Experts estimate that only about 10 percent of smuggled Red Sanders is seized by forest officials across the country. Currently a total of almost 11,800 MT of seized stock is lying with various state governments in India and of this number, 8000 MT was with the Andhra Pradesh Forest Department, alone. In order to dispose of the colossal amount of seized contraband, the AP Government put pressure on the Centre for a one-time approval to sell the stock.

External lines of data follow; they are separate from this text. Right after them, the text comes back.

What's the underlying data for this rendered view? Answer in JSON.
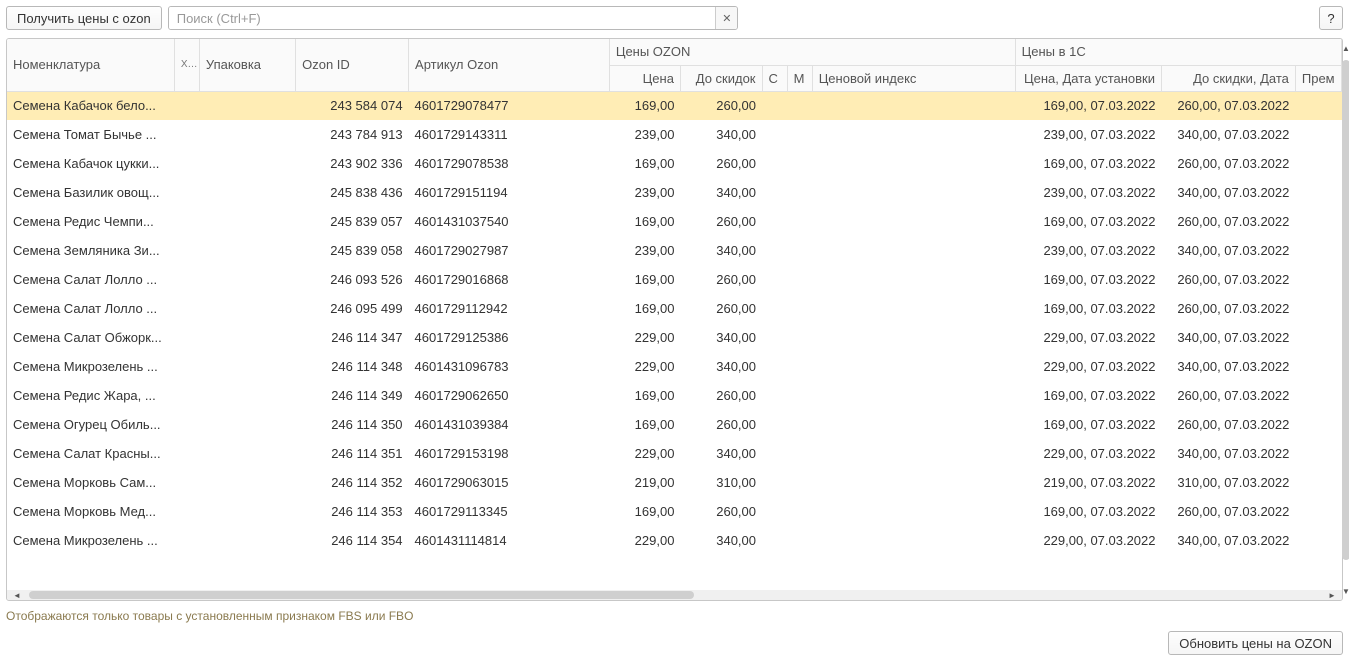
{
  "toolbar": {
    "get_prices_label": "Получить цены с ozon",
    "search_placeholder": "Поиск (Ctrl+F)",
    "search_value": "",
    "clear_label": "✕",
    "help_label": "?"
  },
  "columns": {
    "nomenclature": "Номенклатура",
    "hn": "Х н",
    "package": "Упаковка",
    "ozon_id": "Ozon ID",
    "ozon_article": "Артикул Ozon",
    "ozon_prices_group": "Цены OZON",
    "price": "Цена",
    "before_discount": "До скидок",
    "c": "С",
    "m": "М",
    "price_index": "Ценовой индекс",
    "prices_1c_group": "Цены в 1С",
    "price_date": "Цена, Дата установки",
    "before_discount_date": "До скидки, Дата",
    "prem": "Прем"
  },
  "rows": [
    {
      "name": "Семена Кабачок бело...",
      "ozon_id": "243 584 074",
      "article": "4601729078477",
      "price": "169,00",
      "before": "260,00",
      "price_date": "169,00, 07.03.2022",
      "before_date": "260,00, 07.03.2022",
      "selected": true
    },
    {
      "name": "Семена Томат Бычье ...",
      "ozon_id": "243 784 913",
      "article": "4601729143311",
      "price": "239,00",
      "before": "340,00",
      "price_date": "239,00, 07.03.2022",
      "before_date": "340,00, 07.03.2022"
    },
    {
      "name": "Семена Кабачок цукки...",
      "ozon_id": "243 902 336",
      "article": "4601729078538",
      "price": "169,00",
      "before": "260,00",
      "price_date": "169,00, 07.03.2022",
      "before_date": "260,00, 07.03.2022"
    },
    {
      "name": "Семена Базилик овощ...",
      "ozon_id": "245 838 436",
      "article": "4601729151194",
      "price": "239,00",
      "before": "340,00",
      "price_date": "239,00, 07.03.2022",
      "before_date": "340,00, 07.03.2022"
    },
    {
      "name": "Семена Редис Чемпи...",
      "ozon_id": "245 839 057",
      "article": "4601431037540",
      "price": "169,00",
      "before": "260,00",
      "price_date": "169,00, 07.03.2022",
      "before_date": "260,00, 07.03.2022"
    },
    {
      "name": "Семена Земляника Зи...",
      "ozon_id": "245 839 058",
      "article": "4601729027987",
      "price": "239,00",
      "before": "340,00",
      "price_date": "239,00, 07.03.2022",
      "before_date": "340,00, 07.03.2022"
    },
    {
      "name": "Семена Салат Лолло ...",
      "ozon_id": "246 093 526",
      "article": "4601729016868",
      "price": "169,00",
      "before": "260,00",
      "price_date": "169,00, 07.03.2022",
      "before_date": "260,00, 07.03.2022"
    },
    {
      "name": "Семена Салат Лолло ...",
      "ozon_id": "246 095 499",
      "article": "4601729112942",
      "price": "169,00",
      "before": "260,00",
      "price_date": "169,00, 07.03.2022",
      "before_date": "260,00, 07.03.2022"
    },
    {
      "name": "Семена Салат Обжорк...",
      "ozon_id": "246 114 347",
      "article": "4601729125386",
      "price": "229,00",
      "before": "340,00",
      "price_date": "229,00, 07.03.2022",
      "before_date": "340,00, 07.03.2022"
    },
    {
      "name": "Семена Микрозелень ...",
      "ozon_id": "246 114 348",
      "article": "4601431096783",
      "price": "229,00",
      "before": "340,00",
      "price_date": "229,00, 07.03.2022",
      "before_date": "340,00, 07.03.2022"
    },
    {
      "name": "Семена Редис Жара, ...",
      "ozon_id": "246 114 349",
      "article": "4601729062650",
      "price": "169,00",
      "before": "260,00",
      "price_date": "169,00, 07.03.2022",
      "before_date": "260,00, 07.03.2022"
    },
    {
      "name": "Семена Огурец Обиль...",
      "ozon_id": "246 114 350",
      "article": "4601431039384",
      "price": "169,00",
      "before": "260,00",
      "price_date": "169,00, 07.03.2022",
      "before_date": "260,00, 07.03.2022"
    },
    {
      "name": "Семена Салат Красны...",
      "ozon_id": "246 114 351",
      "article": "4601729153198",
      "price": "229,00",
      "before": "340,00",
      "price_date": "229,00, 07.03.2022",
      "before_date": "340,00, 07.03.2022"
    },
    {
      "name": "Семена Морковь Сам...",
      "ozon_id": "246 114 352",
      "article": "4601729063015",
      "price": "219,00",
      "before": "310,00",
      "price_date": "219,00, 07.03.2022",
      "before_date": "310,00, 07.03.2022"
    },
    {
      "name": "Семена Морковь Мед...",
      "ozon_id": "246 114 353",
      "article": "4601729113345",
      "price": "169,00",
      "before": "260,00",
      "price_date": "169,00, 07.03.2022",
      "before_date": "260,00, 07.03.2022"
    },
    {
      "name": "Семена Микрозелень ...",
      "ozon_id": "246 114 354",
      "article": "4601431114814",
      "price": "229,00",
      "before": "340,00",
      "price_date": "229,00, 07.03.2022",
      "before_date": "340,00, 07.03.2022"
    }
  ],
  "footer": {
    "note": "Отображаются только товары с установленным признаком FBS или FBO",
    "update_button": "Обновить цены на OZON"
  }
}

Even more damming is the fact that though no NDF study has been done of Red Sanders from plantations, the MA has fixed a quota of (approx) 300 MT of Red Sanders for export, sourced from plantations. Although Red Sanders grown in plantations are as good as natural forests, there were no immediate buyers from overseas since naturally available Red Sanders were plenty, the overseas buyer prefers them. Consequently only two applications were found in the Ministry of Forestry for export licence for the 300 tons.

Red Sanders Specs

Recommended for plantation on lateritic loam, quartzite shale and lime stone. It requires perfect drainage and is found mainly on stony or gravelly soils. Pterocarpus santalinus is a light-demanding small tree, growing to 8 metres (26 ft) tall with a trunk 50–150 cm diameter. It is fast-growing when young, reaching 5 metres (16 ft) tall in three years, even on degraded soils. It is not frost tolerant, being killed by temperatures of “1°C.

Due to its slow growth and rarity, furniture made from zitan is difficult to find and can be expensive. It has been one of the most prized woods for millennia.

The wood has historically been valued in China, particularly during the Qing Dynasty periods, and is referred to in Chinese as zitan and spelt tzu-t’an by earlier western authors such Gustav Ecke, who introduced classical Chinese hardwood furniture to the west.

In View of the above, it is strongly suggested to the Government that efforts to remove this species from the restricted list and permit growing this tree, and harvest it for export, which will save lives of several villages around these forests now under sleepless nights and also pave the way for earning huge foreign exchange assisting the Government to get hold of the USD 900 billion target of exports.